**Introduction**

This repository contains the code and demo data for: 
- [1] _Estimating Social Influence from Observational Data_

If you use this code please cite [1].   
The paper can be found (ADD LINK) here (preprint).  
 
Social influence the causal inference problem of determining how users affect the behavior of their friends in a network.
For example, if a user shares a news article today and tomorrow, her friend does the same, we want to know if the 
article sharing behavior of the friend was caused by the user.
The paper introduces the Poisson Influence Factorization (PIF) algorithm for estimating social influence from observed network and behavior data.
The algorithm uses the observed data to estimate the latent preferences people have for behaviors, and for forming social ties. These latent preferences
are confounders: they may explain much of the shared behavior that friends exhibit. Put simply, the two users who shared articles may have done so
simply because they liked the article, and the hidden reasons they like the article also caused them to be friends in the first place.
preferences for different 
The PIF algorithm uses probabilistic factor models to estimates latent variables from network and behavior data, and uses them in a causal adjustment procedure
to estimate influence.
The demo data involves a real social network called Pokec, and simulated item purchases.

**Requirements** 

The code has been tested on Python 3.6.9 with the following packages:
```bash
conda==4.7.12
numpy==1.16.4
pandas==0.25.0
scikit-learn==0.21.2
scipy==1.3.0
```

It is possible to install the dependencies using pip:
```bash
pip install -r requirements.txt
```

**Instructions**

To run the code with a particular choice of parameters, type on a terminal inside the directory ```/src```:
```bash
python -m pokec.run_experiment
``` 
The default output file will be ```./out/conf=(50, 50);conf_type=both.npz``` (with the default values of the parameters).  To load the results, use for instance the python commands:
```bash
import numpy as np 
infile = './out/conf=(50, 50);conf_type=both.npz'
res = np.load(infile)
```
The fitted results can be accessed using  ```res['fitted']```, the ground truth with  ```res['true']```.  
You can change the default parameters by passing them via command line with the corresponding flag. 

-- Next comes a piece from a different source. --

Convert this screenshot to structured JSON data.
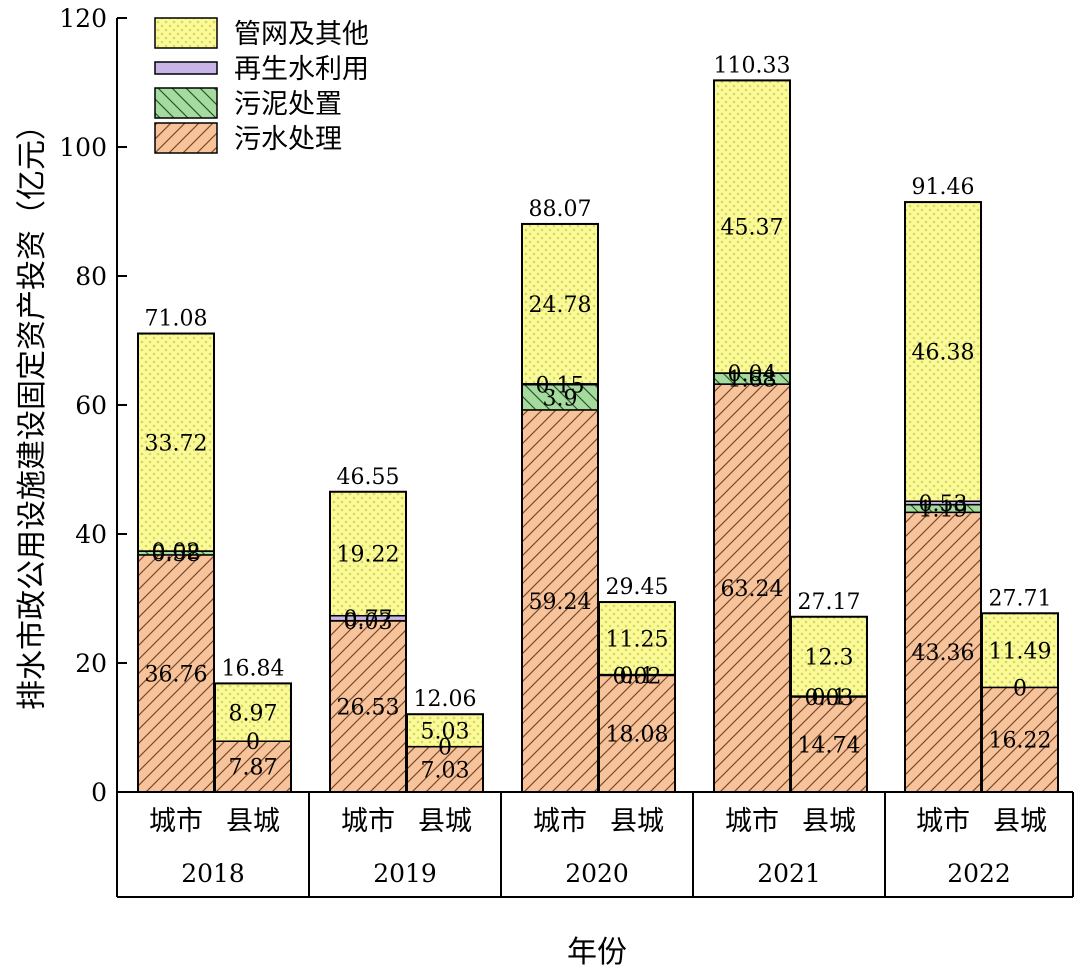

For a description of the list of flags and their default values, run:
```bash
python -m pokec.run_experiment --help
``` 

Alternatively, you can run a script to reproduce the results from the semi-simulated experiments (Table 3) in the paper (and include the additional PIF-variant studied in the appendix). This will run the code for all set of parameters presented in the paper.  
To use the code for this purpose, run all scripts from ```/src```.

1. Run the command
```./pokec/submit_scripts/submit_paper_experiment.sh```
The outputs will be written to ```../out/pokec_paper_results```.  
Running the whole set of experiments to replicate the paper's results can take approximately 3h-5h on a standard laptop, it can be much faster if launched in parallel (e.g. on a computational cluster). You can customize the range of parameters by directly modifying the executable ```./pokec/submit_scripts/submit_paper_experiment.sh```.

2. Use the command ```jupyter notebook``` and open ```./src/pokec/pokec_paper_results.ipynb``` and play the entire notebook. Table 3 in the paper (and the extra result from the appendix) should be reproduced exactly.